As you have heard (over and over again) your role as a Board Director is not to manage or administer the day-to-day operations of the District. That work has been delegated to the Superintendent. Your role is to set policy, provide oversight, and represent the public.
I have said it many times, but that doesn't make it any less true. It is not enough to write policy. If you do not enforce policy, then you have not set policy.
You will get lots of opportunities to enforce policy. Exercise them.
- You will have the opportunity to enforce policy 2200 which requires an annual report that explains the rationale for program placement decisions. None of the reports submitted yet have met the requirements of the policy.
- You will have the opportunity to enforce policy 2090 which requires an annual report on the efficacy of all district academic programs.

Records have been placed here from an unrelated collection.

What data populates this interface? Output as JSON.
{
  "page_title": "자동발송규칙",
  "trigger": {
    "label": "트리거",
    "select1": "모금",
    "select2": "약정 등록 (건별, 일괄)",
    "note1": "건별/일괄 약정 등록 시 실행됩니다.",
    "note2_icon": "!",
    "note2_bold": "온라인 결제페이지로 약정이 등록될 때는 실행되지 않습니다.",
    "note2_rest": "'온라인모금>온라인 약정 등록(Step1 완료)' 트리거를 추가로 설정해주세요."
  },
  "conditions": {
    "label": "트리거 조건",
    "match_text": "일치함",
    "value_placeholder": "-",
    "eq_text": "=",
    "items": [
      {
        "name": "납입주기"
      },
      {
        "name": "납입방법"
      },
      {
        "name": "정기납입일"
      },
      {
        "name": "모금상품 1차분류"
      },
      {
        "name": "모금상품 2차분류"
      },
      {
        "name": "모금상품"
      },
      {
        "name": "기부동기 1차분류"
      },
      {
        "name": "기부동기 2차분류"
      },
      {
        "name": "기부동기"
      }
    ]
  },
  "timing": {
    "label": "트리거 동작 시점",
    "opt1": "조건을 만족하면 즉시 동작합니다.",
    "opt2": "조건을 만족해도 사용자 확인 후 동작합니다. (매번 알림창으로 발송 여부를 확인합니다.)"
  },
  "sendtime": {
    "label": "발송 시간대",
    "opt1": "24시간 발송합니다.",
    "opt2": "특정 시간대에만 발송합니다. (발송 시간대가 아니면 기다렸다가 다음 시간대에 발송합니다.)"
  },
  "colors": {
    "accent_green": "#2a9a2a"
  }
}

No such reports have ever been produced for any advanced learning program, language immersion program, Montessori program, or International program, How can we know if the District should continue these programs or change them if we have no assessment of their efficacy?

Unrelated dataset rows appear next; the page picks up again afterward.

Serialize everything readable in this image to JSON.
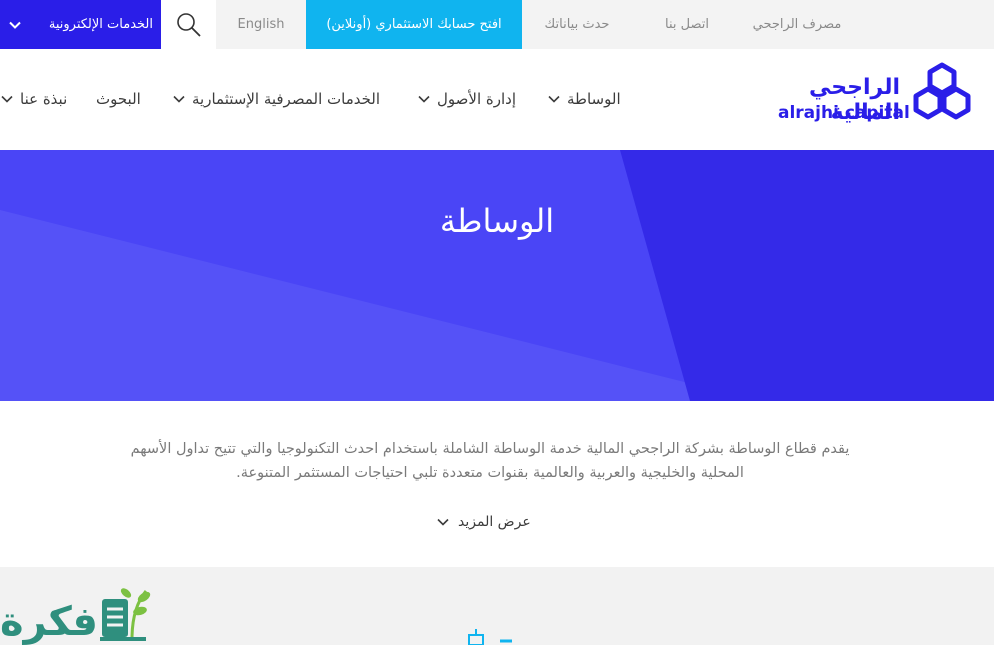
{
  "topbar": {
    "eservices_label": "الخدمات الإلكترونية",
    "english_label": "English",
    "open_account_label": "افتح حسابك الاستثماري (أونلاين)",
    "update_data_label": "حدث بياناتك",
    "contact_label": "اتصل بنا",
    "bank_label": "مصرف الراجحي"
  },
  "nav": {
    "about_label": "نبذة عنا",
    "research_label": "البحوث",
    "banking_label": "الخدمات المصرفية الإستثمارية",
    "asset_label": "إدارة الأصول",
    "brokerage_label": "الوساطة"
  },
  "logo": {
    "arabic": "الراجحي المالية",
    "english": "alrajhi capital"
  },
  "hero": {
    "title": "الوساطة"
  },
  "intro": {
    "text": "يقدم قطاع الوساطة بشركة الراجحي المالية خدمة الوساطة الشاملة باستخدام احدث التكنولوجيا والتي تتيح تداول الأسهم المحلية والخليجية والعربية والعالمية بقنوات متعددة تلبي احتياجات المستثمر المتنوعة.",
    "more_label": "عرض المزيد"
  },
  "watermark": {
    "text": "فكرة"
  },
  "colors": {
    "brand_blue": "#2a1ee8",
    "cyan": "#10b4ef",
    "hero_blue": "#3b32f0",
    "text_gray": "#7a7a7a"
  },
  "icons": [
    "search-icon",
    "chevron-down-icon",
    "alrajhi-logo-mark"
  ]
}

- You will have the opportunity to ask the Superintendent for the annual report on Sexual Harassment required by policy 3208. This policy has required an annual report since it was adopted in 2011 but the first annual report has yet to be issued.
- You will have the opportunity to enforce long list of policies that are currently un-enforced. While it is everyone's job to enforce policy, it is the Board's responsibility.

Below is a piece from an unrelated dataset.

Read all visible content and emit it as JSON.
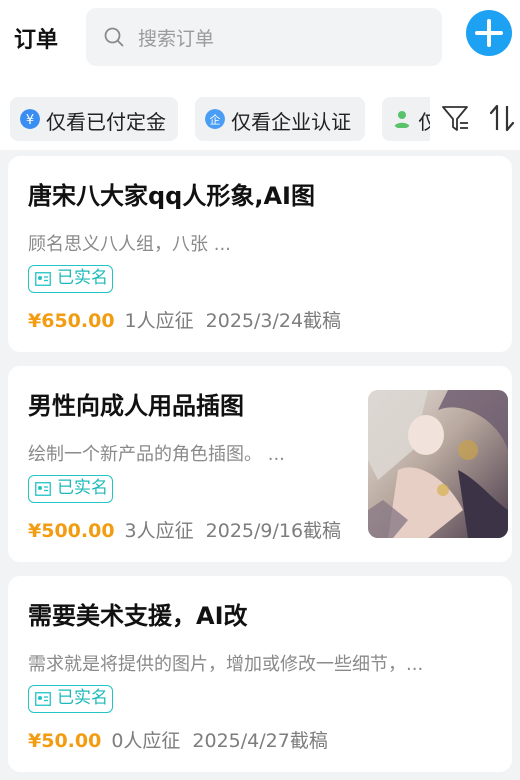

You will also get opportunities to write policy. Exercise it. For a long time now policy has actually been written by staff, not the Board. Sadly, the Board has not even done a good job of reviewing the policies before approving them. Go through the policy book and find the policies that need to be fixed. You can start with the Waiver of Basic Instructional Materials policy 2020 which is not a policy but a procedure.
It is true that no one Board Director speaks with the authority of the Board. That requires a majority vote of the Board. But please remember that every policy already HAS the approval of a majority vote of the Board. That's how it became a policy. So any every Director has the authority to enforce policy - alone if necessary. You not only have the authority to enforce policy, you have the duty to enforce policy. Do your job.
Provide OversightOversight, from a policy perspective means that when the Superintendent or his staff makes a management decision you don't ask "Is this a good decision?" or "Is this best practice?" It's not your job to second-guess management decisions. Instead, you should be asking these questions:
- Is this action in compliance with our policies, state regulations, and federal law?
- Is this action, and the way it was done, consistent with our mission, vision, and core beliefs?
- Is this action, and the way it was done, aligned with the Strategic Plan?
There is a time to judge the quality of decisions by the superintendent. It comes in the performance evaluation. A performance evaluation, by the way, that should include some measure of the superintendent's compliance with policy and law.
Without judging the quality of a decision, you should definitely screen them for compliance. Like the police, you don't arrest people for making choices you wouldn't make, you can only arrest them for breaking the law.
Represent the Public
You were not elected by the District to represent the District to the Public, you were elected by the Public to represent the Public to the District. The District has a Communications Department' a superintendent with all of the authority he needs to conduct the management and administration of the District as he sees fit, and a staff of thousands working inside the organization. The District doesn't need you to represent their interests or perspective. Not one of them is accountable to the Public. The Public, however, has only you. You alone inside the District are accountable to the Public. You must be the voice of the Public inside the District. You and no one else because no one else has that job or is doing that job.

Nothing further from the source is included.